Foi confirmada mais uma morte por chikungunya em reserva indígena de Dourados, município a 221 quilômetros de Campo Grande. Ao todo, já são quatro mortes pela doença, conforme o último boletim da Vigilância em Saúde, divulgado na segunda-feira (16). 

A situação nas aldeias já é considerada como epidemia, devido ao avanço acelerado de casos registrados nas últimas semanas. As aldeias Jaguapiru e Bororó recebem um mutirão da Secretaria Municipal de Saúde para tentar conter a doença. 

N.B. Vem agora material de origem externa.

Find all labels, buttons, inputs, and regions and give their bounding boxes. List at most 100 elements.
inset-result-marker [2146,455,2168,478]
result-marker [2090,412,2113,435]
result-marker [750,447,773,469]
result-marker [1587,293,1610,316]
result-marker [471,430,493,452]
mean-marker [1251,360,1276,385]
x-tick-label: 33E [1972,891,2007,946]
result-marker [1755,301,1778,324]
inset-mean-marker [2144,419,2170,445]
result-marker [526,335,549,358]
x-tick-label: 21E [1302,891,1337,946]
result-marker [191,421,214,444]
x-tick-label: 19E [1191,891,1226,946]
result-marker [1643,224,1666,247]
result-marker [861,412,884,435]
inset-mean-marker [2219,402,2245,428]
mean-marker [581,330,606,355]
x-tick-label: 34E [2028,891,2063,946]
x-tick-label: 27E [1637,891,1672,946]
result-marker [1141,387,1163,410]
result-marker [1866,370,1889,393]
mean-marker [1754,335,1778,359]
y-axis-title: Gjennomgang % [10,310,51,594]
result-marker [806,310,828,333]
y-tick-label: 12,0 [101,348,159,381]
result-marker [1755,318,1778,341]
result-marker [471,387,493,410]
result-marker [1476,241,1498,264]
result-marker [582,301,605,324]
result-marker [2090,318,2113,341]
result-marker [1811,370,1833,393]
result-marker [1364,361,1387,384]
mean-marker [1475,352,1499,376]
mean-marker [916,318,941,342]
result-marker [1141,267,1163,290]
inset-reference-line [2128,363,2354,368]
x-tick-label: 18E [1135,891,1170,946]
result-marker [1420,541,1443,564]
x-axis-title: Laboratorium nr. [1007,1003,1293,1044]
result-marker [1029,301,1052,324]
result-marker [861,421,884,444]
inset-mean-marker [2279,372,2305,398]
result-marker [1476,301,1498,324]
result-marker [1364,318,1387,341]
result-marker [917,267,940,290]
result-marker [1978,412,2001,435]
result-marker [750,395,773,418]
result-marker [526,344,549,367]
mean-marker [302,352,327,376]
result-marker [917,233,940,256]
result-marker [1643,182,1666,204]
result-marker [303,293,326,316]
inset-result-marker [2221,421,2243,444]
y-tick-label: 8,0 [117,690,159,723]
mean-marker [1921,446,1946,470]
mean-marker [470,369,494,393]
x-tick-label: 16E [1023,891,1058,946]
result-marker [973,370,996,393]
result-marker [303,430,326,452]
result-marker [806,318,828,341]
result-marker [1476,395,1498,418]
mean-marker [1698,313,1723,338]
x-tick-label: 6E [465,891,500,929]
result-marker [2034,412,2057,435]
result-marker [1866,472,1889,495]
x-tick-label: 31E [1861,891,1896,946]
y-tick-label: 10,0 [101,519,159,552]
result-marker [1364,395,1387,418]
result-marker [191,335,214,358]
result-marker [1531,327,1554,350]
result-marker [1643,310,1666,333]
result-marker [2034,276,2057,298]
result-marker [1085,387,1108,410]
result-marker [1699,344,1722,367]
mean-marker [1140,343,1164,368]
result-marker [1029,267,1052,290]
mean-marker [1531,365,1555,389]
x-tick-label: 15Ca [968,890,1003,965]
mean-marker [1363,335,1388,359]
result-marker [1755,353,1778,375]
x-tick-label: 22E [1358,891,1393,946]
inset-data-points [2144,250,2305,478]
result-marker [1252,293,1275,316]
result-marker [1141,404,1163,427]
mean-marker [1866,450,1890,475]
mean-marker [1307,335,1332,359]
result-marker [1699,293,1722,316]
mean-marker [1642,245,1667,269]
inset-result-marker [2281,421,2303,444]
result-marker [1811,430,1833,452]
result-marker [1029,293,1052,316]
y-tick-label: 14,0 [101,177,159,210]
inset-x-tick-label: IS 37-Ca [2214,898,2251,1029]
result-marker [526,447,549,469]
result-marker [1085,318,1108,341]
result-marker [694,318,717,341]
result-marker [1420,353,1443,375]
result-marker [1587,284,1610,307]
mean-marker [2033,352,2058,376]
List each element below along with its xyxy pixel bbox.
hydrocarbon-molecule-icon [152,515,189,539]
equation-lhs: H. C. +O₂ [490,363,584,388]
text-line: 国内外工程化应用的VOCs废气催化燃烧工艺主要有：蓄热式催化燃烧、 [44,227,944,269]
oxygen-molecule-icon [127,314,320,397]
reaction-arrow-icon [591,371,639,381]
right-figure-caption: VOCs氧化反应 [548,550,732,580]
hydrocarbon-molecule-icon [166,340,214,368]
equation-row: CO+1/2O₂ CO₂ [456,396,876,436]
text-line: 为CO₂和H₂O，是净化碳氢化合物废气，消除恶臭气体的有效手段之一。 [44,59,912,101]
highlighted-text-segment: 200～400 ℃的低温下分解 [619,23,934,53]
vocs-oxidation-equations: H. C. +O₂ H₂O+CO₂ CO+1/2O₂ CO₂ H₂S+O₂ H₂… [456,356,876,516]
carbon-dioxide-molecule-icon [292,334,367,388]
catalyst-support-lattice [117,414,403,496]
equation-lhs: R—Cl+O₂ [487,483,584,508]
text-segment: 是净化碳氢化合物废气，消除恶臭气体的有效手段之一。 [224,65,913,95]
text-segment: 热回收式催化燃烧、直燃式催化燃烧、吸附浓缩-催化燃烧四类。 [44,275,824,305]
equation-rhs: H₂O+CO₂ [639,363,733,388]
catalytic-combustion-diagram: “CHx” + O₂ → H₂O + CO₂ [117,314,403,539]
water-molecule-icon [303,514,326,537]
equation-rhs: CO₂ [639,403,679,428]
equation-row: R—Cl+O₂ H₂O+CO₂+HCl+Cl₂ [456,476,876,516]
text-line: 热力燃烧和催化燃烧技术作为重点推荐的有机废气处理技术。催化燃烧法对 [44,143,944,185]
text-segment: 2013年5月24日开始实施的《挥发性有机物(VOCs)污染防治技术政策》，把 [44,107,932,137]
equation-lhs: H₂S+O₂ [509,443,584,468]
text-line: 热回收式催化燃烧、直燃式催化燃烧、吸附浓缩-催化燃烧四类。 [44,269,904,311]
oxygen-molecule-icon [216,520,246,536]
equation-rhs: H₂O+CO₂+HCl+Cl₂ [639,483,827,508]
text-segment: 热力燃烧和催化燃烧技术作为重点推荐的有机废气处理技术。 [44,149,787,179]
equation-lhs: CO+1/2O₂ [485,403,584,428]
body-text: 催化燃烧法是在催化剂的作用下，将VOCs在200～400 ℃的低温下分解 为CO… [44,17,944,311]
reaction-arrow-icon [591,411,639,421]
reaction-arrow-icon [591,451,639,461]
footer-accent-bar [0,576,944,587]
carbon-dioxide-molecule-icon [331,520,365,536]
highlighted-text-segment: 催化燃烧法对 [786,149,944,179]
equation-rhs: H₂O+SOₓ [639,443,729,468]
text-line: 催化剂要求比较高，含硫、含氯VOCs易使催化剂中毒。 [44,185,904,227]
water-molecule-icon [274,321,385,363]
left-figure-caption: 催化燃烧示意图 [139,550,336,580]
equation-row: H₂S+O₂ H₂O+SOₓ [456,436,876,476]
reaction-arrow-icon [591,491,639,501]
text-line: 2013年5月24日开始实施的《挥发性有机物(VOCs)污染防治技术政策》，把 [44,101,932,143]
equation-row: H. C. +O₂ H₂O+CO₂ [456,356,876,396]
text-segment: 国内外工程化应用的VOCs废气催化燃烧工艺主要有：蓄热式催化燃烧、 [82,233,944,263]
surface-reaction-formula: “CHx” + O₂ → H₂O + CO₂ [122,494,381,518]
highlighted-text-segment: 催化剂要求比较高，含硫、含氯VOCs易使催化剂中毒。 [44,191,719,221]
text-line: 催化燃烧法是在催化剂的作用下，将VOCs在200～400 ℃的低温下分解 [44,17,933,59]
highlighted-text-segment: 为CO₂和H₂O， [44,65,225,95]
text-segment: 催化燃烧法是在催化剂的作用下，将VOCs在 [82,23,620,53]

Ao todo, já são 407 casos notificados na Reserva Indígena, sendo 202 confirmados, 181 ainda em investigação, 24 descartados e quatro óbitos registrados. As vítimas são: mulher de 69 anos (Aldeia Jaguapiru, em 26/02); homem de 73 anos (Aldeia Jaguapiru, em 09/03); bebê de 3 meses (Aldeia Bororó, em 10/03); e o mais recente é de uma mulher de 60 anos (Aldeia Jaguapiru, em 12/03).

Na área urbana, o número de casos também chama atenção. Em 2026, já são 912 notificações, com 379 confirmações, 383 exames aguardando resultado e 150 descartados. Até o momento, não há registro de mortes fora da Reserva Indígena de Dourados.

A chikungunya é transmitida pelo mosquito Aedes aegypti e provoca sintomas como febre alta, dores intensas nas articulações e fadiga. Em casos mais graves, pode evoluir para complicações neurológicas, como encefalite, meningite e até paralisias. Diferente da dengue, a recuperação pode ser mais lenta, com dores persistentes que afetam diretamente a qualidade de vida dos pacientes. Mesmo com chuvas irregulares nos últimos dias, as ações de combate seguem intensificadas para tentar frear o avanço da doença na região.